First, although the incentives are cash equivalents, which typically present a high risk of fraud and abuse, the company established the following safeguards to mitigate this risk:

  • the company, which is not enrolled in Federal health care programs and has no incentive to induce overutilization, determines patients’ protocols and incentives based on patients’ individual needs;
  • the incentives are of relatively low monetary value and are capped on a monthly and annual basis;
  • a majority of the incentives are not associated with services that are billable to Federal health care programs; and
  • the company employs anti-relapse protections, which restrict the locations at which patients can use incentives and allow the company to monitor patient usage.

Second, the majority of the company’s customers are not enrolled in Federal health care programs.

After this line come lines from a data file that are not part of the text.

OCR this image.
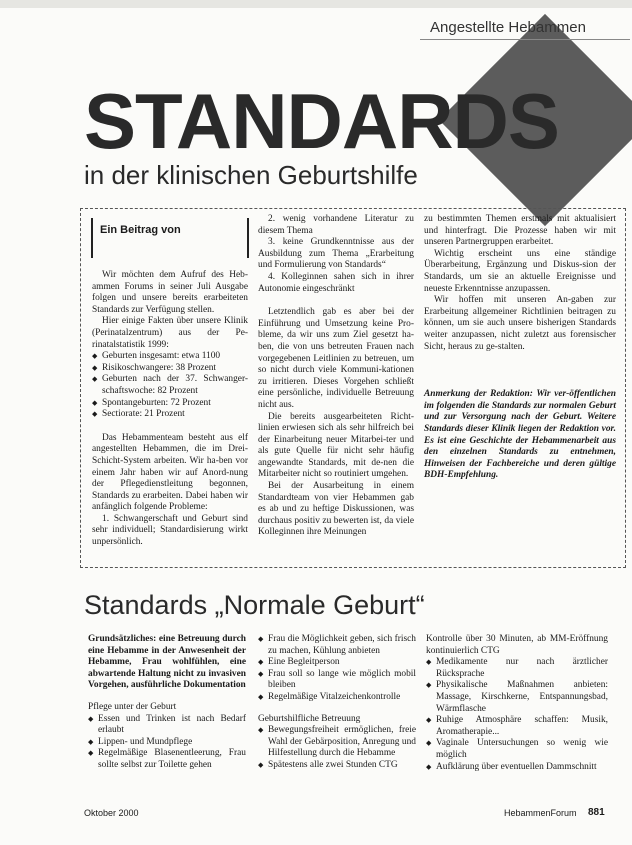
Angestellte Hebammen
STANDARDS
in der klinischen Geburtshilfe
Ein Beitrag von

Wir möchten dem Aufruf des Heb-ammen Forums in seiner Juli Ausgabe folgen und unsere bereits erarbeiteten Standards zur Verfügung stellen.

Hier einige Fakten über unsere Klinik (Perinatalzentrum) aus der Pe-rinatalstatistik 1999:

◆ Geburten insgesamt: etwa 1100
◆ Risikoschwangere: 38 Prozent
◆ Geburten nach der 37. Schwanger-schaftswoche: 82 Prozent
◆ Spontangeburten: 72 Prozent
◆ Sectiorate: 21 Prozent

Das Hebammenteam besteht aus elf angestellten Hebammen, die im Drei-Schicht-System arbeiten. Wir ha-ben vor einem Jahr haben wir auf Anord-nung der Pflegedienstleitung begonnen, Standards zu erarbeiten. Dabei haben wir anfänglich folgende Probleme:

1. Schwangerschaft und Geburt sind sehr individuell; Standardisierung wirkt unpersönlich.

2. wenig vorhandene Literatur zu diesem Thema

3. keine Grundkenntnisse aus der Ausbildung zum Thema „Erarbeitung und Formulierung von Standards“

4. Kolleginnen sahen sich in ihrer Autonomie eingeschränkt

Letztendlich gab es aber bei der Einführung und Umsetzung keine Pro-bleme, da wir uns zum Ziel gesetzt ha-ben, die von uns betreuten Frauen nach vorgegebenen Leitlinien zu betreuen, um so nicht durch viele Kommuni-kationen zu irritieren. Dieses Vorgehen schließt eine persönliche, individuelle Betreuung nicht aus.

Die bereits ausgearbeiteten Richt-linien erwiesen sich als sehr hilfreich bei der Einarbeitung neuer Mitarbei-ter und als gute Quelle für nicht sehr häufig angewandte Standards, mit de-nen die Mitarbeiter nicht so routiniert umgehen.

Bei der Ausarbeitung in einem Standardteam von vier Hebammen gab es ab und zu heftige Diskussionen, was durchaus positiv zu bewerten ist, da viele Kolleginnen ihre Meinungen

zu bestimmten Themen erstmals mit aktualisiert und hinterfragt. Die Prozesse haben wir mit unseren Partnergruppen erarbeitet.

Wichtig erscheint uns eine ständige Überarbeitung, Ergänzung und Diskus-sion der Standards, um sie an aktuelle Ereignisse und neueste Erkenntnisse anzupassen.

Wir hoffen mit unseren An-gaben zur Erarbeitung allgemeiner Richtlinien beitragen zu können, um sie auch unsere bisherigen Standards weiter anzupassen, nicht zuletzt aus forensischer Sicht, heraus zu ge-stalten.

Anmerkung der Redaktion: Wir ver-öffentlichen im folgenden die Standards zur normalen Geburt und zur Versorgung nach der Geburt. Weitere Standards dieser Klinik liegen der Redaktion vor. Es ist eine Geschichte der Hebammenarbeit aus den einzelnen Standards zu entnehmen, Hinweisen der Fachbereiche und deren gültige BDH-Empfehlung.

Standards „Normale Geburt“

Grundsätzliches: eine Betreuung durch eine Hebamme in der Anwesenheit der Hebamme, Frau wohlfühlen, eine abwartende Haltung nicht zu invasiven Vorgehen, ausführliche Dokumentation

Pflege unter der Geburt

◆ Essen und Trinken ist nach Bedarf erlaubt
◆ Lippen- und Mundpflege
◆ Regelmäßige Blasenentleerung, Frau sollte selbst zur Toilette gehen
◆ Frau die Möglichkeit geben, sich frisch zu machen, Kühlung anbieten
◆ Eine Begleitperson
◆ Frau soll so lange wie möglich mobil bleiben
◆ Regelmäßige Vitalzeichenkontrolle

Geburtshilfliche Betreuung

◆ Bewegungsfreiheit ermöglichen, freie Wahl der Gebärposition, Anregung und Hilfestellung durch die Hebamme
◆ Spätestens alle zwei Stunden CTG

Kontrolle über 30 Minuten, ab MM-Eröffnung kontinuierlich CTG

◆ Medikamente nur nach ärztlicher Rücksprache
◆ Physikalische Maßnahmen anbieten: Massage, Kirschkerne, Entspannungsbad, Wärmflasche
◆ Ruhige Atmosphäre schaffen: Musik, Aromatherapie...
◆ Vaginale Untersuchungen so wenig wie möglich
◆ Aufklärung über eventuellen Dammschnitt
Oktober 2000	HebammenForum 881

Therefore, they do not have an incentive to induce patients to receive services billable to Federal health care programs.  Even where customers are enrolled in Federal health care programs, fees paid by the customers do not vary based on the volume or value of referrals.  Rather, fees vary based on patients’ protocols, which are determined by the company in accordance with evidence-based research and patients’ individual needs.

Finally, the program is based on research from peer-reviewed publications and incorporates the National Institute of Drug Abuse’s principles of effective substance use disorder treatment.  The research and protocol-driven nature of the program demonstrates that the company intends to provide evidence-based treatment rather than induce patients to receive services reimbursed by Federal health care programs.

Other Considerations

While the OIG blessed this particular arrangement, there is no guarantee that similarly structured programs would be immune from administrative sanction. Regardless, the analysis of this arrangement is informative as to how future arrangements may be reviewed and analyzed by the OIG.

Moreover, apart from the OIG’s fraud and abuse analysis, similar software tools and substance use disorder programs that leverage algorithms to determine patient treatment protocols, hold themselves out as providing and do provide virtual substance use disorder treatment and care management, and utilize licensed health care professionals to render and monitor substance use disorder treatment, may trigger the application of other state and federal health care regulatory frameworks, particularly in the realm of FDA-regulated medical devices, state and federal health privacy laws, telehealth regulations, and licensure and scope of practice requirements for health care professionals.